Louis B. Butler, Jr. (1952- )

1928 – 2015

March 18, 2018 
/ Contributed By: KeyNovelle

Louis Bennett Butler, Jr. became the first black justice on the Wisconsin Supreme Court in 2004 and served on the court until 2008. Butler also became Wisconsin’s first Public Defender to ever argue before the United States Supreme Court in 1988 during the trial of McCoy v. Wisconsin Court of Appeals.

Butler was born February 15, 1952 in Chicago, Illinois. In 1973 he earned his bachelor’s degree from Lawrence University in Appleton, Wisconsin and in 1977 he earned his law degree from the University of Wisconsin Law School. In 1979 Butler began to work for the state public defender’s office as an assistant trial lawyer and appellate practitioner and remained there until 1992. Butler was then appointed to the Milwaukee Municipal Court and served as a municipal judge until 2002, when he was elected to the Milwaukee County Circuit Court, Branch 9. In 2004 he was appointed to the Wisconsin Supreme Court by Governor Jim Doyle, and served as a justice until 2008.

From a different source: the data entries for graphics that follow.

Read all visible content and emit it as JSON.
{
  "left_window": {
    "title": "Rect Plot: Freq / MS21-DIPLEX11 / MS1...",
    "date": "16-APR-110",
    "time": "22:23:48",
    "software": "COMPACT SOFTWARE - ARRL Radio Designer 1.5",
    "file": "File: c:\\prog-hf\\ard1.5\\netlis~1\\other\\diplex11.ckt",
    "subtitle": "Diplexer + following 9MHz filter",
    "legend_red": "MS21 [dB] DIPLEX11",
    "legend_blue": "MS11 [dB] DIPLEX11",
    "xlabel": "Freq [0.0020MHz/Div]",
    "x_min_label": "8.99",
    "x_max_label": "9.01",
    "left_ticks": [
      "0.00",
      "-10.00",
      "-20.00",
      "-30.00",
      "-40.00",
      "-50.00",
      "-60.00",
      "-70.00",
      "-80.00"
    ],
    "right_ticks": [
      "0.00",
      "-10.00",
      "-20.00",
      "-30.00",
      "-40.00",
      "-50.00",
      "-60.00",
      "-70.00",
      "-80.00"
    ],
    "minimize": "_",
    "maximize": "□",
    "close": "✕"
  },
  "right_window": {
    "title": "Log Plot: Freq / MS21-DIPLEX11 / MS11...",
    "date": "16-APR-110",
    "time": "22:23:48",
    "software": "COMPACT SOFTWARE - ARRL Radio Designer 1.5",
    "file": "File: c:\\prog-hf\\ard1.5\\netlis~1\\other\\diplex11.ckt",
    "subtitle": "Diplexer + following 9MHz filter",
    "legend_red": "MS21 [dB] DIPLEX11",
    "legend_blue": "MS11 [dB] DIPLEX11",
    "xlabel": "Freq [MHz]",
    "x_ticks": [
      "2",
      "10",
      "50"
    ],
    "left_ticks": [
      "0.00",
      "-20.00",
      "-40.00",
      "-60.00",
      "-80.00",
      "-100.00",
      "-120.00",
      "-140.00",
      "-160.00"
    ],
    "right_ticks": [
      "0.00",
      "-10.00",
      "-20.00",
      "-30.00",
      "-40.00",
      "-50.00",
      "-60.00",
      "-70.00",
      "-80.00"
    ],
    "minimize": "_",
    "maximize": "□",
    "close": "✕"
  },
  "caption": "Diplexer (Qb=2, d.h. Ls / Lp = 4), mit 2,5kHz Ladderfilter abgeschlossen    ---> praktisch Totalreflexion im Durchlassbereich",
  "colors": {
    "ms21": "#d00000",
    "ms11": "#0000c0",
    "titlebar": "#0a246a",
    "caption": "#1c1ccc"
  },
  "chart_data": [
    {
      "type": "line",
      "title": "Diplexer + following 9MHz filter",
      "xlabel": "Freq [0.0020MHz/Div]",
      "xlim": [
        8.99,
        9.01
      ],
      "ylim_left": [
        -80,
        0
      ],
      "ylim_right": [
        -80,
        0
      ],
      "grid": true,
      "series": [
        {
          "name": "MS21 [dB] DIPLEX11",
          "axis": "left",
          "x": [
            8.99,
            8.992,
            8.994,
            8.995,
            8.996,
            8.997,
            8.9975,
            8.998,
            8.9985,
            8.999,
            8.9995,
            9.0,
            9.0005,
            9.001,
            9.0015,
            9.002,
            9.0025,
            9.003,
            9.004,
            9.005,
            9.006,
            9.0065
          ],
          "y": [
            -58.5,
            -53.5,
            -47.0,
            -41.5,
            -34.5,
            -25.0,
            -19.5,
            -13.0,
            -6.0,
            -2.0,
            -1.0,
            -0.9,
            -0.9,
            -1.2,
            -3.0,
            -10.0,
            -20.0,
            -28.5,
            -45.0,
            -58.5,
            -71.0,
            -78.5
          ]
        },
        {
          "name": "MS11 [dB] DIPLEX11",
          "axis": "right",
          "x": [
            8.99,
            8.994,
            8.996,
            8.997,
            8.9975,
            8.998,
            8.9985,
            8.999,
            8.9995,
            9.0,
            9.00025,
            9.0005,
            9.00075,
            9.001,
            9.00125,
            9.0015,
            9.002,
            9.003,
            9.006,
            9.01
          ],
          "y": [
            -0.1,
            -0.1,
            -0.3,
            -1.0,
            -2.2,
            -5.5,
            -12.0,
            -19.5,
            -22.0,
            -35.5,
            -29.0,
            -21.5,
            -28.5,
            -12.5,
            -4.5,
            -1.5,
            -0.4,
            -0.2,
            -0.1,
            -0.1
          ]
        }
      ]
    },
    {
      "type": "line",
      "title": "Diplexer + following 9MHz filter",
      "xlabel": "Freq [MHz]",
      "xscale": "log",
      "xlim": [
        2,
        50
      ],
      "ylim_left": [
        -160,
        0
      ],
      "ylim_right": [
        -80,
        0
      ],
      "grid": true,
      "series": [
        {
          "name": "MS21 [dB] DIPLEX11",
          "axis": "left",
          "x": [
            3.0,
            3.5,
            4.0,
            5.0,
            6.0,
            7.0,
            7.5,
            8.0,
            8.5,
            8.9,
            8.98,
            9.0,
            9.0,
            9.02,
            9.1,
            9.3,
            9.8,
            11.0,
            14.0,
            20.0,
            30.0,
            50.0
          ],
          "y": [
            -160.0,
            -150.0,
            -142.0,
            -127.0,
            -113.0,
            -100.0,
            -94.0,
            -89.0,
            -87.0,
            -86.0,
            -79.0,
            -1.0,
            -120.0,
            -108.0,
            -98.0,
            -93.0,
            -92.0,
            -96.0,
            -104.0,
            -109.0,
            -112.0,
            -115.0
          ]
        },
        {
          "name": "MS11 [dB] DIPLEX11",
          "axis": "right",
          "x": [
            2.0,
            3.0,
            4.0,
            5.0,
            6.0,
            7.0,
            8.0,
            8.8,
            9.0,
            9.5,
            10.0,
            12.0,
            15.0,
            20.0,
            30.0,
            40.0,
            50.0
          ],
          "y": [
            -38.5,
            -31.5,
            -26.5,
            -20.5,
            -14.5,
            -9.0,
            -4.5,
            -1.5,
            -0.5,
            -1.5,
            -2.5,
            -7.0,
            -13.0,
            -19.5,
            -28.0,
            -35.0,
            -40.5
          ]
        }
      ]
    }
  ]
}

Butler is a permanent faculty member of the National Judicial College in Reno, Nevada, where judges both nationally and internationally come to continue their judicial education. Butler has lectured on criminal, appellate and municipal law since 1983. He also is a judge in the Southwestern Law School Moot Court Competition in Los Angeles, California and previously worked as an adjunct assistant professor of law at Marquette University Law School where he helped direct the Wisconsin Public Defender Clinical Program.

Butler is currently an attorney at the law firm DeWitt, Ross & Stevens. His expertise lies in litigation, appellate law, mediation, environmental law, and construction litigation. He is the president of the Fellows of Wisconsin Law Foundation, and is a member of numerous boards and associations.

Throughout his career Butler has received many awards, including the American Federation of Teachers Local 212 Humanitarian of the Year Award; the NAACP Foot Soldier’s Award; the Wisconsin Council of Deliberations, Prince Hall Masons Outstanding Citizen’s Award; and received an Honorary Doctorate in Humanities from Lawrence University in 2007. He was also nominated by President Barack Obama in 2009 to the United States District Court for the Western District of Wisconsin. Butler has a wife, two daughters, and two grandchildren.